Las últimas observaciones de Cassini en Encélado “representan un avance importante para evaluar la habitabilidad” del satélite, sostiene Jeffrey Sewald, geoquímico de la Institución Oceanográfica de Woods Hole en Massachusetts (EE.UU.) que no participó en la investigación, en un artículo de opinión publicado en Science. Pero “sigue habiendo muchas preguntas abiertas”, advierte.

Las respuestas a estas preguntas tardarán en llegar. La nave Cassini, que este año concluye su misión, ya no regresará a Encélado para estudiar sus géiseres ni explorar su interior. Por ahora no hay ninguna misión aprobada para volver allí.
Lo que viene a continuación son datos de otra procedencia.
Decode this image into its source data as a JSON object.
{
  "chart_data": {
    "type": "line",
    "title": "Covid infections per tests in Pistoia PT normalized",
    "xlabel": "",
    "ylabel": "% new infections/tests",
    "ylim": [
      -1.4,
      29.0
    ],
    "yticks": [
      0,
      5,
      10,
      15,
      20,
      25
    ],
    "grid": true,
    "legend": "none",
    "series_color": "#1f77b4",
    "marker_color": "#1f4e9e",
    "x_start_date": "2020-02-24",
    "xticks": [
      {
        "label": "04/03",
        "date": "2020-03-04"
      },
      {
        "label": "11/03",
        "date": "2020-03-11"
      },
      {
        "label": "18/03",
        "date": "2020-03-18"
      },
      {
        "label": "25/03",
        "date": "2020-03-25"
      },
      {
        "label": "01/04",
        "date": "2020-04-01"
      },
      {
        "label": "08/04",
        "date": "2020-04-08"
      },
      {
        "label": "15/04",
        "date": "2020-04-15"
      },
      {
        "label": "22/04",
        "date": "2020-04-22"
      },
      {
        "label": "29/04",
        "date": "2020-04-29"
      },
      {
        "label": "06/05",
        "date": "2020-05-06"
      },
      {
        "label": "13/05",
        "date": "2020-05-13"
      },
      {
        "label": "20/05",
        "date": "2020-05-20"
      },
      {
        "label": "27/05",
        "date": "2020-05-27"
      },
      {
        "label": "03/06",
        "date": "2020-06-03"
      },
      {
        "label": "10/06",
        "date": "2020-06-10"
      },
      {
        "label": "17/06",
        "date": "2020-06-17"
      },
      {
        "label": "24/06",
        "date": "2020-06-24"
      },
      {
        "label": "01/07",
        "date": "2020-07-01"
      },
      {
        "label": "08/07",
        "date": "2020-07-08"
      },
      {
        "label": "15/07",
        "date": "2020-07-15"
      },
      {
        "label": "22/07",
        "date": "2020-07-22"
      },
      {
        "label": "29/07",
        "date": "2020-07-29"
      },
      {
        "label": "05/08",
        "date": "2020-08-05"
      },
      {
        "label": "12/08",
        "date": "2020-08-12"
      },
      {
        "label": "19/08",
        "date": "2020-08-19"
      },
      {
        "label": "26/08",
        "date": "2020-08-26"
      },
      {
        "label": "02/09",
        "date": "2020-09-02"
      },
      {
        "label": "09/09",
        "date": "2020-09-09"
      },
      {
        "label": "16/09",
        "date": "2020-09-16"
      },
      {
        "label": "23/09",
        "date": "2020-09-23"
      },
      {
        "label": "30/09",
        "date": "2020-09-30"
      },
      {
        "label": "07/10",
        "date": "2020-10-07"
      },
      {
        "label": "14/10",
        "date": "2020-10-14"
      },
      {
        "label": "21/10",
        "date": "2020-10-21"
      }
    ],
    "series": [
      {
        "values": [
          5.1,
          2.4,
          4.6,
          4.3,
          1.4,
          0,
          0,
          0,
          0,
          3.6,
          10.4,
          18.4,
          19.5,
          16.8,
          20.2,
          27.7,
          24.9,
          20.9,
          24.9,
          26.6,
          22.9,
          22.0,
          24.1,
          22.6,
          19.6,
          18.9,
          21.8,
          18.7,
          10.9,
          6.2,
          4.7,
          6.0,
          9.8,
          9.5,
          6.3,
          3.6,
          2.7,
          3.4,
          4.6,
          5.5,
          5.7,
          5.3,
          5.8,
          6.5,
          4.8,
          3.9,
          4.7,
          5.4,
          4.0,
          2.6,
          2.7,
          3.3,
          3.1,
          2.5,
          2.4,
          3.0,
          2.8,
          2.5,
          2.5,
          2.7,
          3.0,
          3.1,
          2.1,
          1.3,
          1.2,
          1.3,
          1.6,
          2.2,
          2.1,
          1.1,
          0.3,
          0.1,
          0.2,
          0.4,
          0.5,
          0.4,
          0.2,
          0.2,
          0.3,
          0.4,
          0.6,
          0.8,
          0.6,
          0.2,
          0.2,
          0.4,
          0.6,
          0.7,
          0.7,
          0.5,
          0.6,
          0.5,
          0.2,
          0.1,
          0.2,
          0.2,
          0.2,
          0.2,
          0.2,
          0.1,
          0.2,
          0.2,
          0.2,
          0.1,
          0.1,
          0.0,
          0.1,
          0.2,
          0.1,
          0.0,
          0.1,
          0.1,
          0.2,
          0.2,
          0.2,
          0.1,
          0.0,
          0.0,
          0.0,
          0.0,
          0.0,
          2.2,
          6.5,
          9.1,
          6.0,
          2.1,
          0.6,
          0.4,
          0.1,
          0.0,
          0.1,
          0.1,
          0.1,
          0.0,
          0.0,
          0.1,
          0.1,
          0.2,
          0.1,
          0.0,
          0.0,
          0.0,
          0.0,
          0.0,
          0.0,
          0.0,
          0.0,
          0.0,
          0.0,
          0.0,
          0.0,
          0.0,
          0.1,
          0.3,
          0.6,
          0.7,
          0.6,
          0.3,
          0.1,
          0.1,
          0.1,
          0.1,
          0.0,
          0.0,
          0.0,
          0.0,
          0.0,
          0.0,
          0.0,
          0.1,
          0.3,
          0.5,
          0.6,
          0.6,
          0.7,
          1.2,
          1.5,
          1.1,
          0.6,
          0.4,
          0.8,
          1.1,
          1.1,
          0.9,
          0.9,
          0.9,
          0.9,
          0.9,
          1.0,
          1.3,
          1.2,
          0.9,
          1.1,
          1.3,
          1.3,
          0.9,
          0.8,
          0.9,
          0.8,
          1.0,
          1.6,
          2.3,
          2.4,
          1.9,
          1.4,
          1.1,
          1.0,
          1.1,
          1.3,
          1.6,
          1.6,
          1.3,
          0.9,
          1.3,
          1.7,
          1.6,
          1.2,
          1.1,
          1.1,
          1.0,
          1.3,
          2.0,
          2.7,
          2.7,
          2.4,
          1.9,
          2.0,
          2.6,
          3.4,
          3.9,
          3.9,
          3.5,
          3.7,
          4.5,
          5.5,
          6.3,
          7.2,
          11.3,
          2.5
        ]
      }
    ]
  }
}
La NASA y la Agencia Espacial Europea diseñaron en la década pasada una misión conjunta para continuar la exploración de Titán y Encélado, pero la desestimaron para viajar antes a Júpiter y sus lunas. Investigadores del Laboratorio de Propulsión a Chorro de la NASA en Pasadena (California) propusieron tres posibles misiones a Encélado desde el 2010 pero no han recibido financiación por ahora. Tampoco la obtuvo un equipo del Centro Aeroespacial Alemán que propuso situar una nave en órbita alrededor del astro y hacer aterrizar una sonda en su superficie.

Pero después de los resultados obtenidos por Cassini, es sólo cuestión de tiempo que se apruebe una misión a Encélado. “Futuras misiones para explorar océanos más allá de la Tierra responderán a muchas de las preguntas que ahora están abiertas”, vaticina Sewald.